Medically reviewed by Dr. Paul Song M.D
Article at a Glance
- Up to one-third of men with an elevated prostate-specific antigen (PSA) level have asymptomatic inflammatory prostatitis.
- Men usually learn they have asymptomatic inflammatory prostatitis after undergoing a prostate biopsy due to an elevated PSA level or when they are being tested for infertility.
- Asymptomatic inflammatory prostatitis is usually treated with antibiotics or anti-inflammatory drugs.
As the name asymptomatic would suggest, this lesser-known form of prostatitis does not present with any symptoms. Asymptomatic prostatitis symptoms don’t really exist as true symptoms that a patient would notice. In fact, men do not know they have this painless inflammatory condition unless a doctor finds it when testing for another condition such as infertility or prostate cancer. Asymptomatic inflammatory prostatitis can be diagnosed through tests of semen, expressed prostatic secretions or by examining prostate tissue.
It is estimated that up to one-third of men with an elevated prostate-specific antigen (PSA) level have asymptomatic inflammatory prostatitis. Men usually learn they have asymptomatic inflammatory prostatitis after they undergo a prostate biopsy due to an elevated PSA level or when they are being tested for infertility. That’s when healthcare providers will find the presence of white blood cells (a sign of inflammation) in a man’s urine, but no bacteria or other signs of infection. These are classic indications of asymptomatic inflammatory prostatitis.

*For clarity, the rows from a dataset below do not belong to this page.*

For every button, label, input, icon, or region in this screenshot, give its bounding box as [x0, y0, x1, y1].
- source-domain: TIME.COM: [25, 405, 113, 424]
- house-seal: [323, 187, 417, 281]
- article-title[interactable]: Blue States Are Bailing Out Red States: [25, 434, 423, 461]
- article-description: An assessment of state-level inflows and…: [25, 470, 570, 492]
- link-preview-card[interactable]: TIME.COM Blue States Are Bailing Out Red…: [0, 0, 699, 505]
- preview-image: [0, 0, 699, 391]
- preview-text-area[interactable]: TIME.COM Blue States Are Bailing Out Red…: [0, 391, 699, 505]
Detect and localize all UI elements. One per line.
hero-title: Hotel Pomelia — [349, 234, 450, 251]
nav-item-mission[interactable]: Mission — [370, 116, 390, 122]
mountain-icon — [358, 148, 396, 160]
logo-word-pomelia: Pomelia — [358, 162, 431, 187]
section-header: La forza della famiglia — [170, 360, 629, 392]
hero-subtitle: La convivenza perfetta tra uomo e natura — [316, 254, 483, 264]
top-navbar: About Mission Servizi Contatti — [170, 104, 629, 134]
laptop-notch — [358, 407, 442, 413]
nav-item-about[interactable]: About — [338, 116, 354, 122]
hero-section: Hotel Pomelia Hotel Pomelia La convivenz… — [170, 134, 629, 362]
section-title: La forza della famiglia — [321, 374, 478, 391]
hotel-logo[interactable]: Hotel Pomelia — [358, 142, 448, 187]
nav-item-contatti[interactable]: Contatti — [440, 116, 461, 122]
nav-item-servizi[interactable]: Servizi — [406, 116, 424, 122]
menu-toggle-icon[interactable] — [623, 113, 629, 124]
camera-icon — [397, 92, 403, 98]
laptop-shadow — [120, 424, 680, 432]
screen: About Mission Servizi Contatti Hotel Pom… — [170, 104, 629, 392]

Asymptomatic Prostatitis Symptoms
Asymptomatic inflammatory prostatitis symptoms or signs include:
- Elevated PSA
- White blood cells or pus cells in the urine
If you are diagnosed with asymptomatic inflammatory prostatitis, you probably do not need treatment, but you might want to discuss any necessary treatment options with your doctor if you are worried about your PSA being high or are undergoing testing for infertility. To treat it, your doctor may prescribe antibiotics or nonsteroidal anti-inflammatory medications (e.g., ibuprofen). You and your doctor may decide that you do not require any treatment at all. If your PSA level is elevated due to this condition and you do happen to take antibiotics for it, your PSA levels may return to normal after about four to six weeks.